Dr. James F. Howard: Yeah. And our best responders have been young Caucasian girls.
Dr. Nicholas J. Silvestri: That's my experience 100%.
Dr. James F. Howard: What's the lowest age you've done a thymectomy in?
Dr. Nicholas J. Silvestri: We just recently did a thymectomy on a 14-year-old. And she's done phenomenally. She was a young woman who was basically coming into the hospital in crisis… basically coming in frequently and was on a fairly high dose steroid which led to a number of side effects. We were able to take her thymus out without any complications; taper her off prednisone. She's now down to five milligrams a day. Just about all the side effects have gone away. She's been asymptomatic for months now. She's really benefited. My hope is that we can get her off of that prednisone altogether and hopefully she'll continue to do well with the thymectomy.
Dr. James F. Howard: We've taken it down to age three. And we have a number of patients below 10 where we've done thymectomy on and we have felt relatively, and I'll put that in quotes, comfortable based on thoracic surgery telling us their experience with congenital heart disease. Where in order to get to the major vessels of the heart, they essentially do a thymectomy to expose the heart and the vessels and do the appropriate repair. And these patients do well. There's some basic science literature suggest there's some changes in lymphocyte populations, but over the long-term, clinically, they've done well. We've pushed the envelope down. We try to do it within six to eight months of diagnosis, as long as they're in good shape and will be as aggressive as possible to maximize their strength, to reduce perioperative morbidity. And that seemingly has worked. What sort of approach do you do?
Dr. Nicholas J. Silvestri: it's open sternotomy much like yourself.

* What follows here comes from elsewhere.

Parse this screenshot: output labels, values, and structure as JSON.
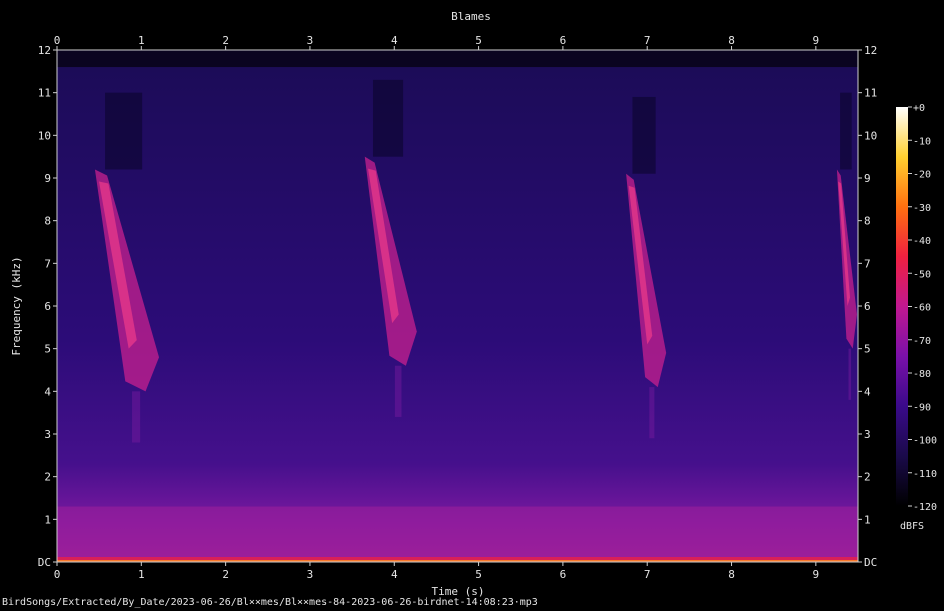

Dr. James F. Howard: We've had a surgeon who did that and did not like it. Part of it may have been experience. But I've always had concerns about getting all of the fatty tissue out, particularly in the lateral recesses around the phrenic nerves. And we can only do that with an open procedure. And I'm in the OR with them looking at it and also for my own interest, but that's been our approach too, is an open chest. Would you approach other than mandatory that they must have surgery thymoma any differently? Do you simply take out the thymoma or do you do what's called the thymus thymectomy and take it all out?
Dr. Nicholas J. Silvestri: Yeah, it's the latter. Because again, I think to speak to your point, unless you get it all out, there's a risk that things aren't going to get better. No, it's been more of a radical procedure than I think what's being done in most centers.
Dr. James F. Howard: And for the audience, what we find is that within the thymus gland, they're actually muscle cells that express acetylcholine receptor, and the receptor is a pentamirror, five subunits. And one of those subunits is different. It's a fetal subunit, and we believe that's where the break-in immune tolerance occurs. And so, by leaving it there, even in smallest amounts, one still has the potential for ongoing immunogenic stimulus for antibody production.